Everything you wanted to know about about coloured horses and the terminology used.
Angrove Stud in Great Ayton, North Yorkshire, is set in beautiful park land in the North East of England. Leafy with enclosed woodland and meadows; secure stock fencing, and green pastures: Angrove Stud is the ideal setting to relax a mare ready for stud. Our facilities are safe and comprehensive. Our visiting mares receive the highest standard of attention and care.
A coloured horse is the term given to a horse which has a "broken", non-solid colour: there may be two or more distinguishable colours in its coat, it may have spots, or the coat may have a roan type appearance.
If the coloured part of the horse is black, the horse is piebald. If it is brown, or a variation of brown, like chestnut, or bay, it is skewbald. A tri-coloured horse does, of course, have three colours – typically having both black, and brown, on white.
There are two main types of coloured horse: the prevalent Tobiano, and the rarer Overo. There is also a sub-type of Overo, Sabino.
Coloured horses have been around a long time &ndash with spotted horses showing up in ancient Egyptian art, and later becoming fashionable throughout Europe amongst 17th century high-society.
More recently, though, coloured horses have generally been frowned upon in almost all disciplines, - until the late eighties, when the fortunes of the type were turned around.
Before then, coloured horses were unfairly considered the second-class citizen of the solid coloured horse.
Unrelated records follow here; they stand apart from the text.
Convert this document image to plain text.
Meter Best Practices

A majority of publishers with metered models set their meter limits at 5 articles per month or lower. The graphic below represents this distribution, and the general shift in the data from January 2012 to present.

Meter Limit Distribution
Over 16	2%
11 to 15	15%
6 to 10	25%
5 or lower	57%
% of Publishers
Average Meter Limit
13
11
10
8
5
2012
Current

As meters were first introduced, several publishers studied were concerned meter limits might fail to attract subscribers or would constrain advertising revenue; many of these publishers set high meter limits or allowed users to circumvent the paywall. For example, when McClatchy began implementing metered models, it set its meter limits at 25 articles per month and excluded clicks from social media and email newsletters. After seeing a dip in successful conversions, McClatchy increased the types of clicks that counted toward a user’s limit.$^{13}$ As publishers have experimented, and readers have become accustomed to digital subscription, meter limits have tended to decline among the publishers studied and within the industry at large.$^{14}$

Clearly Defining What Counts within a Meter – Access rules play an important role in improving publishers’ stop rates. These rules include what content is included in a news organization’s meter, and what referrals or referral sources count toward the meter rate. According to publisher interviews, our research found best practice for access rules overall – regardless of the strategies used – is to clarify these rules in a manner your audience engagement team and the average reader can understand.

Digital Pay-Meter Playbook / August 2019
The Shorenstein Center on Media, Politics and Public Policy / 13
As a result, they had a lesser value at both auctions and private sales, and were consistently marked down in classes at district level - not to mention county or national level! Traditionally, coloured horses would have been heavy set, but, with the introduction of new warmblood bloodlines, this heaviness was gradually phased out. Now the market was seething with quality coloured horses of Arab and thoroughbred bloodstock.
Coloured horses now finally enjoy the recognition they deserve: the stud fees for coloured stallions have never commanded as much; coloured horses regularly beat solid-coloured horses in classes at county shows, and now command thousands of pounds on the market. Pinto horses in America have enjoyed a similar success.